Teddy Wayne wrote about it in Sunday's New York Times, so you don't have to wait for an explanation of "Twerking" from your children. And I hate to be the one to break the news, but it's been around in slightly different forms for more than fifty years when the kids did the "Dirty Boogie" at record hops. Maybe I should explain, "record hops".
Back in the mid-fifties, the local disc jockey would show up at the school gym or cafeteria with a bunch of the day's top record hits and some good oldies for the kids to dance to, usually on a Friday or Saturday night. Sometimes they were called "sock hops" because the kids had to take off their hard-soled shoes to protect the varnished gym floor.
Back in the late fifties, I had a regular Saturday night gig at Central Catholic High School in Lawrence, Massachusetts. As I recall, it was staffed by the Marist Brothers, and we'd have a couple of hundred kid show up each week for about 2-3 hours of dancing. Usually around 10:00 o'clock the teenagers would form a big circle and I knew what tempo they wanted.
One couple would start the D.B., as they called it, and the kids would stand face to face, never touching each other, but the pelvic thrusts and gyrating hips were obvious in their sexual implication.
I'm glad they supplied me with two turntables so we could keep the music going and if one of the chaperons decided to see what was going on I could always segue from Louis Prima's "Jump Jive an' Wail" to "Sleep Walk" by Santo and Johnny" or "Since I Don't Have You" by the Skyliners.

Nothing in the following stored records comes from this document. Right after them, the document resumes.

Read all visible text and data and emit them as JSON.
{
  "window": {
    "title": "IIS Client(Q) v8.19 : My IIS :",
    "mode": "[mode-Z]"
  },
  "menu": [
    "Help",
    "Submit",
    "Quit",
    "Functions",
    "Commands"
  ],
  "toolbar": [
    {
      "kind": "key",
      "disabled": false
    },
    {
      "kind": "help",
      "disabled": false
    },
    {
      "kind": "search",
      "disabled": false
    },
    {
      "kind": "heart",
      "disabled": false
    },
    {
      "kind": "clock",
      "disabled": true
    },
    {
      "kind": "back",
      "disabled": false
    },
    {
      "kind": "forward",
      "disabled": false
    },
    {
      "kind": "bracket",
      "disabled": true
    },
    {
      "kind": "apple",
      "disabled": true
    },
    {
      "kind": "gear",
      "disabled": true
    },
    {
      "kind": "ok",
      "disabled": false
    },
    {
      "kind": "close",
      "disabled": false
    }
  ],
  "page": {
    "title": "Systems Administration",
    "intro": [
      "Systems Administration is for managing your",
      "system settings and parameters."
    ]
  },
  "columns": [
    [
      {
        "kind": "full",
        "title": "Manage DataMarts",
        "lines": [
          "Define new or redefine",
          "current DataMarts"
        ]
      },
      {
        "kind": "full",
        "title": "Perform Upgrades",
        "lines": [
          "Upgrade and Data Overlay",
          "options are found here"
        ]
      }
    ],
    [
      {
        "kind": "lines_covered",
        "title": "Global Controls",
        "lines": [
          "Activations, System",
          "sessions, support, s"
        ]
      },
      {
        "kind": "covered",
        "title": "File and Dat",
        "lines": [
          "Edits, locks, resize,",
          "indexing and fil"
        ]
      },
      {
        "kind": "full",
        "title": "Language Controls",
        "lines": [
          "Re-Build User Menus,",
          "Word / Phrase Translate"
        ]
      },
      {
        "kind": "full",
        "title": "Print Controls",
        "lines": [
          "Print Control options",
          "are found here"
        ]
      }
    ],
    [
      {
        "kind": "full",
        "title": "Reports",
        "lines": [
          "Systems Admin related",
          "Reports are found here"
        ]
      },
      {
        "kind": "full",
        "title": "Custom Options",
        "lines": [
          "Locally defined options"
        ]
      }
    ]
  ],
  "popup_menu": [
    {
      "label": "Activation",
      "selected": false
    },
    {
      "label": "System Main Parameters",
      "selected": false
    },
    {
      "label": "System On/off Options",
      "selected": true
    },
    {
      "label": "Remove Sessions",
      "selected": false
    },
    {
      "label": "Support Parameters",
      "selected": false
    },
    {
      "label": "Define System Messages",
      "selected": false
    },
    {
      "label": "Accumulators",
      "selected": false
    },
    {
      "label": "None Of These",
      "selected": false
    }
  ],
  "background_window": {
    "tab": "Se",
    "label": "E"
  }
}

I wonder how many of those kids thought about their actions 40 years later when Brian Setzer's Big Band recorded a hit called, "The Dirty Boogie?" The more modern version of the D.B. is called "Twerking" and it made the news lately when Miley Cyrus, the former Disney Channel star, shed her Hannah Montana image on the MTV Video Music Show and appearing in a flesh-coloured bikini decided to "twerk" with Robin Thicke. She then proceeded to do a few things with a foam finger that I won't describe here except to say that they weren't very ladylike.
Teddy Wayne's story in the Times describes twerking as "a dance move typically associated with lower-income African-American women that involves the rapid gyration of the hips in a fashion that prominently exhibits the elasticity of the gluteal musculature." Get the picture? Miley has been accused by outraged parents who were shocked by her sexual overtones and by many in the African-American community who accuse her of racism. The Parents Television Council (PTC) issued a complaint against MTV for airing the routine, saying the show should not have been rated suitable for 14-year olds.
According to Wikipedia, twerking was introduced into hip-hop culture by way of the New Orleans bounce music scene. In 1993, DJ Jubilee recorded the dance tune, "Do The Jubilee All" in which he chanted, "Twerk baby, twerk baby, twerk, twerk, twerk, twerk."
In the year 2000, the Atlanta-based Ying Yang Twins released their debut singled, "Whistle While You Twurk". They had a follow-up release in 2002, "Say I Yi Yi", with the lyric, "She got her hands up on her knees and her elbows on her thighs, she like to twerk and that's for certain I can tell that she fly".
Now to really pop a few corks, tell your kids that you and your significant other have tried twerking and found it kinda' of fun.